In the distance, someone screamed. Rebecca raised an eyebrow, and just looked at him. They kept walking.

“Do you really think it’s the zombie apocalypse?” asked Rebecca, after they’d traveled another fifteen yards or so through the crowded hall. At least most of the people near the wall were relatively nonviolent unless approached too quickly, and very few of them had visible injuries. Rebecca paled every time she saw someone with blood on their shirt, but managed not to keel over. There were times when a fear of blood became a genuine inconvenience, and this was one of them.

“I don’t know.” Dwight shook his head. “There’s been some really weird stuff on the Internet lately. I just wish we could get online from in here.”

“The wireless will come back eventually. It has to.” The exhibit hall security officers who were supposed to be flanking the door to the garage were gone. Fortunately, it looked just like every other locked door in the center.

Unfortunately, it was just as locked as the rest of them.

Dwight gave the bar one last, futile shove. “This is hopeless,” he said. “We should get back to the others and tell them we’re stuck in here.”

Rebecca smiled. “Oh, ye of little faith.” She dug her hand into her messenger bag, coming up with a Swiss Army Knife. “My dad didn’t believe in leaving a key under the mat. He said it was a security risk, even if I was supernaturally skilled in the area of losing my keys.” She pushed Dwight to the side, crouching down in front of the lock.

Dwight blinked, watching her. “I take it you decided to find other avenues for getting into the house after you’d been locked out.”

“If by ‘other avenues,’ you mean ‘taught myself to pick locks out of an old Boy Scout manual I found at the library,’ you’re totally right.” Rebecca carefully inserted the thinnest blade on her Swiss Army Knife into the keyhole and began to twist. “Dad was actually really proud of me for that. He said it showed initiative. And then he grounded me for a month for picking locks without permission.”

“You have a weird family, Rebecca,” said Dwight.

“Oh, you have no idea.” There was a soft click as the lock turned. Rebecca withdrew her knife and turned to beam up at Dwight as she straightened. “But my weird family just got us into the parking garage. Let’s go.”

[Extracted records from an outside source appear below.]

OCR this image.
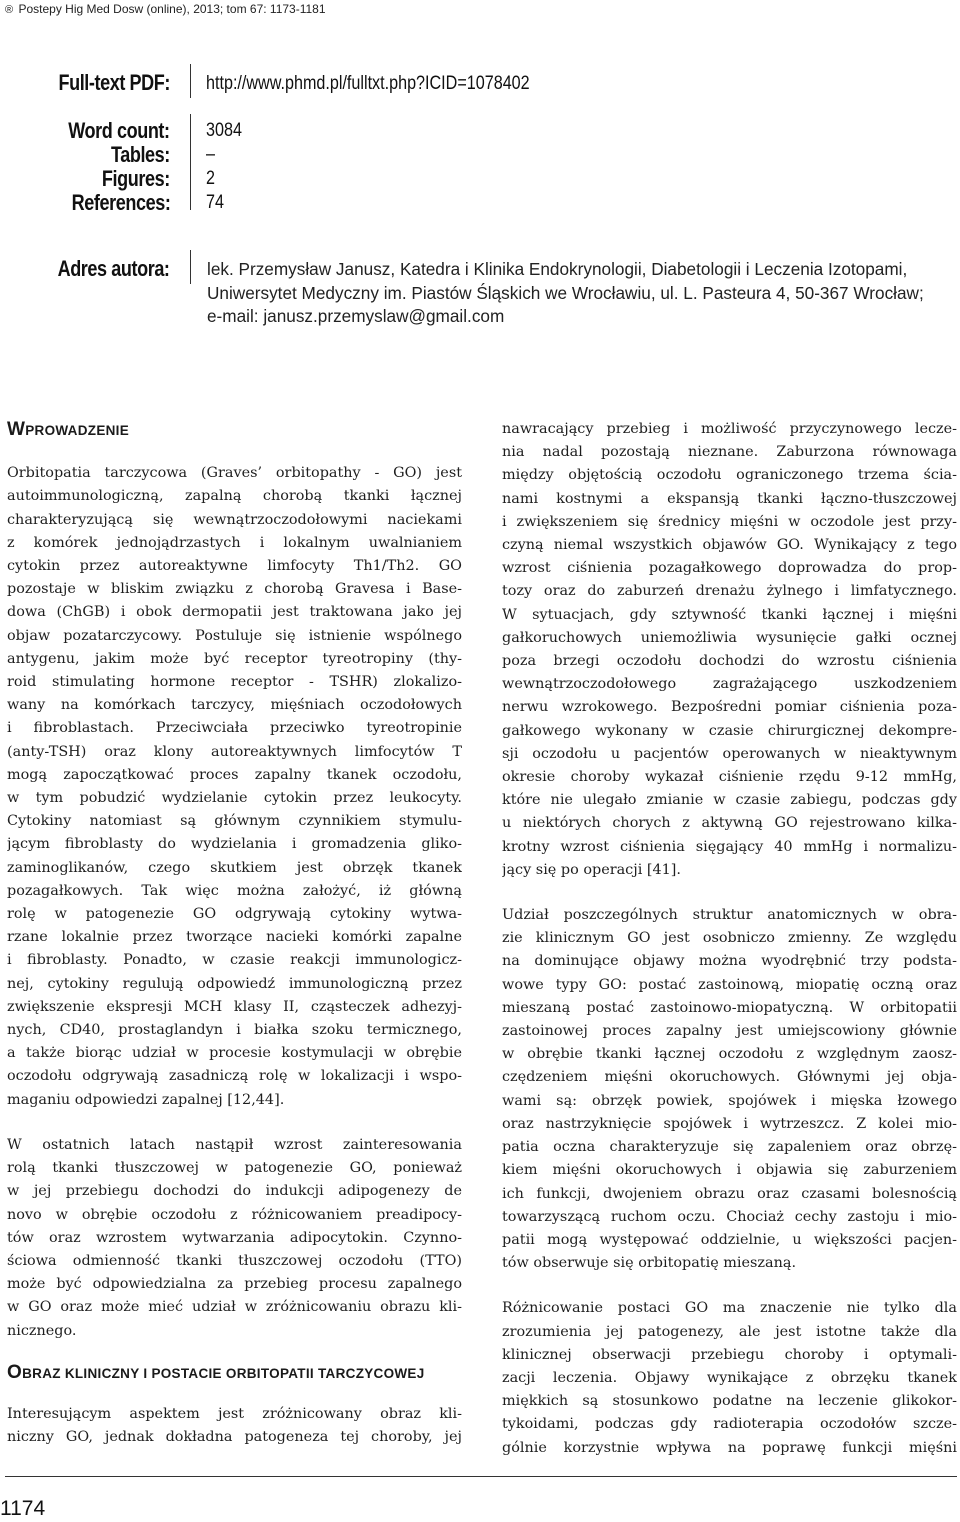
® Postepy Hig Med Dosw (online), 2013; tom 67: 1173-1181
Full-text PDF: http://www.phmd.pl/fulltxt.php?ICID=1078402
Word count: 3084
Tables: –
Figures: 2
References: 74
Adres autora: lek. Przemysław Janusz, Katedra i Klinika Endokrynologii, Diabetologii i Leczenia Izotopami,

Uniwersytet Medyczny im. Piastów Śląskich we Wrocławiu, ul. L. Pasteura 4, 50-367 Wrocław;

e-mail: janusz.przemyslaw@gmail.com

WPROWADZENIE

Orbitopatia tarczycowa (Graves’ orbitopathy - GO) jest

autoimmunologiczną, zapalną chorobą tkanki łącznej

charakteryzującą się wewnątrzoczodołowymi naciekami

z komórek jednojądrzastych i lokalnym uwalnianiem

cytokin przez autoreaktywne limfocyty Th1/Th2. GO

pozostaje w bliskim związku z chorobą Gravesa i Base-

dowa (ChGB) i obok dermopatii jest traktowana jako jej

objaw pozatarczycowy. Postuluje się istnienie wspólnego

antygenu, jakim może być receptor tyreotropiny (thy-

roid stimulating hormone receptor - TSHR) zlokalizo-

wany na komórkach tarczycy, mięśniach oczodołowych

i fibroblastach. Przeciwciała przeciwko tyreotropinie

(anty-TSH) oraz klony autoreaktywnych limfocytów T

mogą zapoczątkować proces zapalny tkanek oczodołu,

w tym pobudzić wydzielanie cytokin przez leukocyty.

Cytokiny natomiast są głównym czynnikiem stymulu-

jącym fibroblasty do wydzielania i gromadzenia gliko-

zaminoglikanów, czego skutkiem jest obrzęk tkanek

pozagałkowych. Tak więc można założyć, iż główną

rolę w patogenezie GO odgrywają cytokiny wytwa-

rzane lokalnie przez tworzące nacieki komórki zapalne

i fibroblasty. Ponadto, w czasie reakcji immunologicz-

nej, cytokiny regulują odpowiedź immunologiczną przez

zwiększenie ekspresji MCH klasy II, cząsteczek adhezyj-

nych, CD40, prostaglandyn i białka szoku termicznego,

a także biorąc udział w procesie kostymulacji w obrębie

oczodołu odgrywają zasadniczą rolę w lokalizacji i wspo-

maganiu odpowiedzi zapalnej [12,44].

W ostatnich latach nastąpił wzrost zainteresowania

rolą tkanki tłuszczowej w patogenezie GO, ponieważ

w jej przebiegu dochodzi do indukcji adipogenezy de

novo w obrębie oczodołu z różnicowaniem preadipocy-

tów oraz wzrostem wytwarzania adipocytokin. Czynno-

ściowa odmienność tkanki tłuszczowej oczodołu (TTO)

może być odpowiedzialna za przebieg procesu zapalnego

w GO oraz może mieć udział w zróżnicowaniu obrazu kli-

nicznego.

OBRAZ KLINICZNY I POSTACIE ORBITOPATII TARCZYCOWEJ

Interesującym aspektem jest zróżnicowany obraz kli-

niczny GO, jednak dokładna patogeneza tej choroby, jej

nawracający przebieg i możliwość przyczynowego lecze-

nia nadal pozostają nieznane. Zaburzona równowaga

między objętością oczodołu ograniczonego trzema ścia-

nami kostnymi a ekspansją tkanki łączno-tłuszczowej

i zwiększeniem się średnicy mięśni w oczodole jest przy-

czyną niemal wszystkich objawów GO. Wynikający z tego

wzrost ciśnienia pozagałkowego doprowadza do prop-

tozy oraz do zaburzeń drenażu żylnego i limfatycznego.

W sytuacjach, gdy sztywność tkanki łącznej i mięśni

gałkoruchowych uniemożliwia wysunięcie gałki ocznej

poza brzegi oczodołu dochodzi do wzrostu ciśnienia

wewnątrzoczodołowego zagrażającego uszkodzeniem

nerwu wzrokowego. Bezpośredni pomiar ciśnienia poza-

gałkowego wykonany w czasie chirurgicznej dekompre-

sji oczodołu u pacjentów operowanych w nieaktywnym

okresie choroby wykazał ciśnienie rzędu 9-12 mmHg,

które nie ulegało zmianie w czasie zabiegu, podczas gdy

u niektórych chorych z aktywną GO rejestrowano kilka-

krotny wzrost ciśnienia sięgający 40 mmHg i normalizu-

jący się po operacji [41].

Udział poszczególnych struktur anatomicznych w obra-

zie klinicznym GO jest osobniczo zmienny. Ze względu

na dominujące objawy można wyodrębnić trzy podsta-

wowe typy GO: postać zastoinową, miopatię oczną oraz

mieszaną postać zastoinowo-miopatyczną. W orbitopatii

zastoinowej proces zapalny jest umiejscowiony głównie

w obrębie tkanki łącznej oczodołu z względnym zaosz-

czędzeniem mięśni okoruchowych. Głównymi jej obja-

wami są: obrzęk powiek, spojówek i mięska łzowego

oraz nastrzyknięcie spojówek i wytrzeszcz. Z kolei mio-

patia oczna charakteryzuje się zapaleniem oraz obrzę-

kiem mięśni okoruchowych i objawia się zaburzeniem

ich funkcji, dwojeniem obrazu oraz czasami bolesnością

towarzyszącą ruchom oczu. Chociaż cechy zastoju i mio-

patii mogą występować oddzielnie, u większości pacjen-

tów obserwuje się orbitopatię mieszaną.

Różnicowanie postaci GO ma znaczenie nie tylko dla

zrozumienia jej patogenezy, ale jest istotne także dla

klinicznej obserwacji przebiegu choroby i optymali-

zacji leczenia. Objawy wynikające z obrzęku tkanek

miękkich są stosunkowo podatne na leczenie glikokor-

tykoidami, podczas gdy radioterapia oczodołów szcze-

gólnie korzystnie wpływa na poprawę funkcji mięśni

1174
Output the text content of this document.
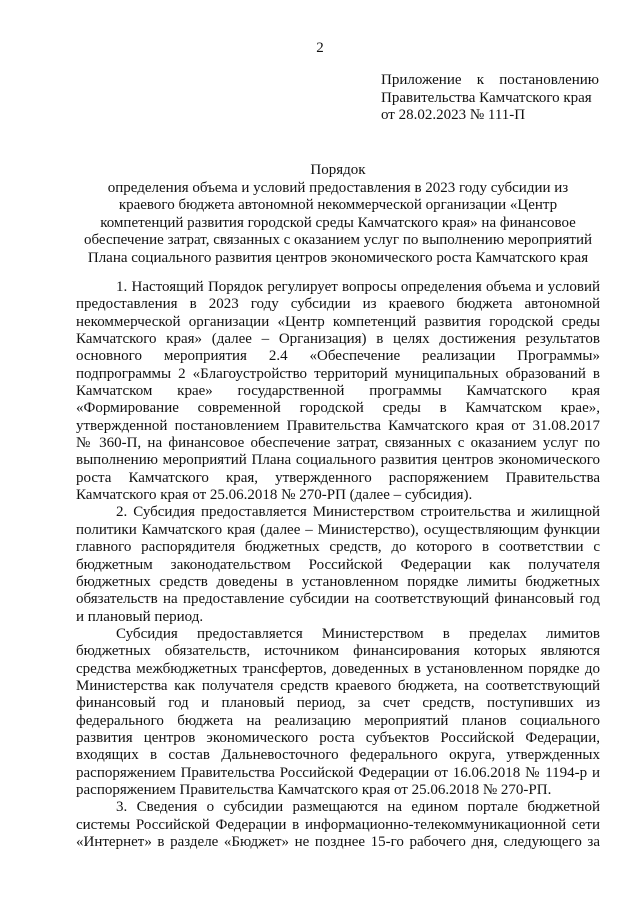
2
Приложение к постановлению
Правительства Камчатского края
от 28.02.2023 № 111-П
Порядок
определения объема и условий предоставления в 2023 году субсидии из
краевого бюджета автономной некоммерческой организации «Центр
компетенций развития городской среды Камчатского края» на финансовое
обеспечение затрат, связанных с оказанием услуг по выполнению мероприятий
Плана социального развития центров экономического роста Камчатского края
1. Настоящий Порядок регулирует вопросы определения объема и условий
предоставления в 2023 году субсидии из краевого бюджета автономной
некоммерческой организации «Центр компетенций развития городской среды
Камчатского края» (далее – Организация) в целях достижения результатов
основного мероприятия 2.4 «Обеспечение реализации Программы»
подпрограммы 2 «Благоустройство территорий муниципальных образований в
Камчатском крае» государственной программы Камчатского края
«Формирование современной городской среды в Камчатском крае»,
утвержденной постановлением Правительства Камчатского края от 31.08.2017
№ 360-П, на финансовое обеспечение затрат, связанных с оказанием услуг по
выполнению мероприятий Плана социального развития центров экономического
роста Камчатского края, утвержденного распоряжением Правительства
Камчатского края от 25.06.2018 № 270-РП (далее – субсидия).
2. Субсидия предоставляется Министерством строительства и жилищной
политики Камчатского края (далее – Министерство), осуществляющим функции
главного распорядителя бюджетных средств, до которого в соответствии с
бюджетным законодательством Российской Федерации как получателя
бюджетных средств доведены в установленном порядке лимиты бюджетных
обязательств на предоставление субсидии на соответствующий финансовый год
и плановый период.
Субсидия предоставляется Министерством в пределах лимитов
бюджетных обязательств, источником финансирования которых являются
средства межбюджетных трансфертов, доведенных в установленном порядке до
Министерства как получателя средств краевого бюджета, на соответствующий
финансовый год и плановый период, за счет средств, поступивших из
федерального бюджета на реализацию мероприятий планов социального
развития центров экономического роста субъектов Российской Федерации,
входящих в состав Дальневосточного федерального округа, утвержденных
распоряжением Правительства Российской Федерации от 16.06.2018 № 1194-р и
распоряжением Правительства Камчатского края от 25.06.2018 № 270-РП.
3. Сведения о субсидии размещаются на едином портале бюджетной
системы Российской Федерации в информационно-телекоммуникационной сети
«Интернет» в разделе «Бюджет» не позднее 15-го рабочего дня, следующего за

“Ladies first,” said Dwight, and clicked his Maglite on.

* * *

8:05 P.M.

The lights were off inside the parking garage, but that didn’t matter as much as it could have. It was summer in San Diego. The sun had only recently gone down, and every light outside the convention center was turned on full-watt, as if that could make up for the hour. Even so, Dwight’s Maglite provided much-needed extra illumination as the pair began walking carefully through the maze of close-packed cars. It seemed even more deserted after the chaos inside the convention center.